Let $\alpha$ a root of $f(x)=x^2-x+2\in\mathbb{F}_5[x]$ and $\mathbb{F}=\mathbb{F}_5{(\alpha)}$. Compute the order of $\alpha$ in $\mathbb{F}^*$.
My attempt.
If $\alpha$ is a root of $f$, then
\begin{align*} \alpha^2-\alpha+2&=0\\ \alpha^2-\alpha&=-2\\ \alpha(\alpha-1)&=3 \end{align*}
but there's no $\alpha$ that satisfies this (so I don't have a clear conclussion).
What I'm missing? or I'm doing this in a wrong way?
Thanks for your help
When you say "there's no $\alpha$ that satisfies this", keep in mind that you're working in $\Bbb F_5(\alpha)$, which is a field specifically constructed to make $\alpha$ a root of that polynomial.
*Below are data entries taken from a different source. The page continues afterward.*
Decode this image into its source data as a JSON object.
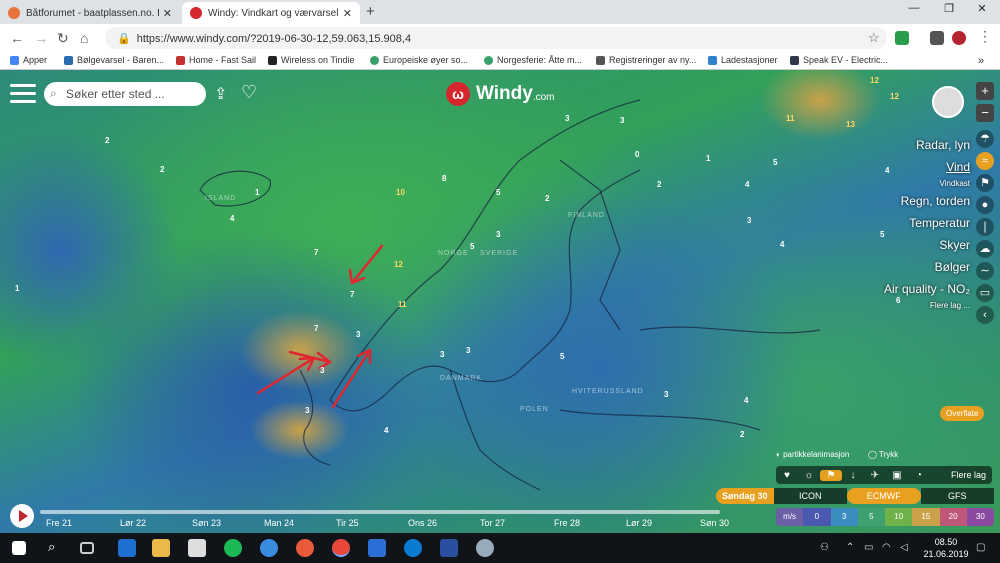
{
  "browser": {
    "tabs": [
      {
        "title": "Båtforumet - baatplassen.no. Din..."
      },
      {
        "title": "Windy: Vindkart og værvarsel"
      }
    ],
    "url": "https://www.windy.com/?2019-06-30-12,59.063,15.908,4",
    "bookmarks": [
      "Apper",
      "Bølgevarsel - Baren...",
      "Home - Fast Sail",
      "Wireless on Tindie",
      "Europeiske øyer so...",
      "Norgesferie: Åtte m...",
      "Registreringer av ny...",
      "Ladestasjoner",
      "Speak EV - Electric..."
    ]
  },
  "windy": {
    "search_placeholder": "Søker etter sted ...",
    "logo": "Windy",
    "logo_domain": ".com",
    "layers": [
      {
        "label": "Radar, lyn"
      },
      {
        "label": "Vind",
        "selected": true
      },
      {
        "label": "Vindkast",
        "small": true
      },
      {
        "label": "Regn, torden"
      },
      {
        "label": "Temperatur"
      },
      {
        "label": "Skyer"
      },
      {
        "label": "Bølger"
      },
      {
        "label": "Air quality - NO₂"
      },
      {
        "label": "Flere lag ...",
        "small": true
      }
    ],
    "overflate": "Overflate",
    "particle_label": "partikkelanimasjon",
    "pressure_label": "Trykk",
    "more_layers": "Flere lag",
    "date_label": "Søndag 30",
    "models": [
      "ICON",
      "ECMWF",
      "GFS"
    ],
    "scale": {
      "unit": "m/s",
      "values": [
        "0",
        "3",
        "5",
        "10",
        "15",
        "20",
        "30"
      ]
    },
    "timeline_days": [
      "Fre 21",
      "Lør 22",
      "Søn 23",
      "Man 24",
      "Tir 25",
      "Ons 26",
      "Tor 27",
      "Fre 28",
      "Lør 29",
      "Søn 30"
    ],
    "map_labels": [
      "ISLAND",
      "NORGE",
      "SVERIGE",
      "FINLAND",
      "POLEN",
      "HVITERUSSLAND",
      "DANMARK"
    ],
    "wind_values": [
      {
        "v": "2"
      },
      {
        "v": "2"
      },
      {
        "v": "1"
      },
      {
        "v": "1"
      },
      {
        "v": "4"
      },
      {
        "v": "10"
      },
      {
        "v": "8"
      },
      {
        "v": "7"
      },
      {
        "v": "12"
      },
      {
        "v": "7"
      },
      {
        "v": "11"
      },
      {
        "v": "7"
      },
      {
        "v": "3"
      },
      {
        "v": "3"
      },
      {
        "v": "3"
      },
      {
        "v": "5"
      },
      {
        "v": "3"
      },
      {
        "v": "2"
      },
      {
        "v": "5"
      },
      {
        "v": "3"
      },
      {
        "v": "4"
      },
      {
        "v": "5"
      },
      {
        "v": "4"
      },
      {
        "v": "3"
      },
      {
        "v": "2"
      },
      {
        "v": "0"
      },
      {
        "v": "1"
      },
      {
        "v": "3"
      },
      {
        "v": "4"
      },
      {
        "v": "5"
      },
      {
        "v": "6"
      },
      {
        "v": "12"
      },
      {
        "v": "13"
      },
      {
        "v": "11"
      },
      {
        "v": "12"
      },
      {
        "v": "3"
      },
      {
        "v": "4"
      },
      {
        "v": "3"
      },
      {
        "v": "5"
      },
      {
        "v": "3"
      },
      {
        "v": "4"
      },
      {
        "v": "2"
      }
    ]
  },
  "taskbar": {
    "time": "08.50",
    "date": "21.06.2019"
  }
}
So there is an $\alpha$ that satisfies that, namely $\alpha$!
It's a bit hard to say what $\alpha$ "looks like", since it isn't an element of $\Bbb F_5$. It's a symbol that lives in a world outside $\Bbb F_5$ and is a root of $f(x)$ in that world. (Compare to defining $i$ as a root of $x^2+1$ over the reals, giving us $\Bbb C = \Bbb R(i)$. It's hard to say what $i$ "looks like" from within the reals.)
Given that $\alpha^2 - \alpha + 2 = 0$, it follows that $\alpha^2 = \alpha - 2$. Use this to simplify the progressive powers of $\alpha$:
$$ \begin{align} \alpha^2 &= &\alpha -2\\ \alpha^3 &= &\alpha(\alpha-2)\\ &= &\alpha^2 - 2\alpha\\ &= &(\alpha-2) - 2\alpha\\ &= &-\alpha - 2\\ \alpha^4 &= &\alpha(-\alpha-2)\\ &= &\ldots \end{align}$$
Keep on going until you get $\alpha^n = 1$ for some $n > 1$.